The Call
From under the doona I scramble out of a deep fog of sleep and sit up in bed. My phone won’t stop ringing. It’s 3am — ice pierces my heart. Calls in the middle of the night are never good.
“Peita? Peit, it’s Donna.” My sister’s urgent voice. “It’s—”
She keeps speaking but I can’t take in her words. I’m sure she’s saying Jeff, her husband Jeff.
“Oh, I’m so sorry,” I say. “Jeff? He’s gone?”
“No. No. No.” Her voice is insistent. “It’s Dad. Dad. Dad has just died.”
My brain can’t compute. Jeff has been very ill for fourteen months. Brain tumours, two operations, relentless deterioration. He’s been full of grace and dignity through it all, and we’ve been waiting these last weeks on tenterhooks. But Dad?
We jump in the car and head up to Ballina to be with Mum.

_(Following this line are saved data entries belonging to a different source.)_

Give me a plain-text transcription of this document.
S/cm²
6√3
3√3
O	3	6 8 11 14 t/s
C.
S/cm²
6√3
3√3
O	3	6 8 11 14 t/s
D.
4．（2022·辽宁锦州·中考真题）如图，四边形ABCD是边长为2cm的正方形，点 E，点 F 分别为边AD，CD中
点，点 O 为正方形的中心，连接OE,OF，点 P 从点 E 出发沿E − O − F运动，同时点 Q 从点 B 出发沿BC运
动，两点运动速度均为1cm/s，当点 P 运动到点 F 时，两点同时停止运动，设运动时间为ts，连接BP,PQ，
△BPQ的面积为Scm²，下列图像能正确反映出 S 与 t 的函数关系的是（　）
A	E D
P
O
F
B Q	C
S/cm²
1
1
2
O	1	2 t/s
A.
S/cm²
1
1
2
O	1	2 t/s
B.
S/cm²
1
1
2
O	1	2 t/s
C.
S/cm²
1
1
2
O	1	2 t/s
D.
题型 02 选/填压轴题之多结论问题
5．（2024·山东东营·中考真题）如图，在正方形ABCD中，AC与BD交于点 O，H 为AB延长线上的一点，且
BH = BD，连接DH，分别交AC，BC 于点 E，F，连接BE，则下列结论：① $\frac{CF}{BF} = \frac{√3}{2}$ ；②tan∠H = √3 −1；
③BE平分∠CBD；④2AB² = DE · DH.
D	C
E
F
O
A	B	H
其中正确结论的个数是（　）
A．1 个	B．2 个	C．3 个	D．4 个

A few days later, Jeff dies, too. Shockingly, my mother and sister are widows — one married sixty years, the other left alone too soon. They support each other with a quiet strength. The family rallies. Meanwhile, I wrestle with the guilt that I should have seen how ill my father was. He’d been deteriorating too, but Jeff had been our focus. In his prime, Dad was big and tall, barrel-chested. But the photos prior to his death show a pale, fragile old man, leaning on Mum, legs thin as match sticks.
I am so glad that my last phone call with my father was special. His deep voice sounded youthful, despite his eighty-four years. Having just arrived in Perth from Africa, en route to Sydney, I’d called him.

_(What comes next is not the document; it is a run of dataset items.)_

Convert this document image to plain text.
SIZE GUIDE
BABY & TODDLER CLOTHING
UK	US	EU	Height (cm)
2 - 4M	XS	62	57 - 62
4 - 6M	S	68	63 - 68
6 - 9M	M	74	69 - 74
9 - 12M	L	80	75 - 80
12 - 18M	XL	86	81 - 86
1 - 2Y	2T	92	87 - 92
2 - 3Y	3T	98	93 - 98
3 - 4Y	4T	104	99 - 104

“So, how was Malawi?” he asked.
“Amazing. So much to tell. But hold on —did you say you’re in hospital?”
His laugh was rueful. “Yes. Turns out I’m not bullet-proof.”
We chatted affectionately, and his unexpected vulnerability was endearing as he shared a worrying diagnosis from the doctor. Still, we believed Dad had lots of time left.
Two weeks after my sister’s call, our family farewells both men in a double memorial, a celebration of each life. As I gaze over Lighthouse Beach at Ballina, I imagine them together, crossing the waves.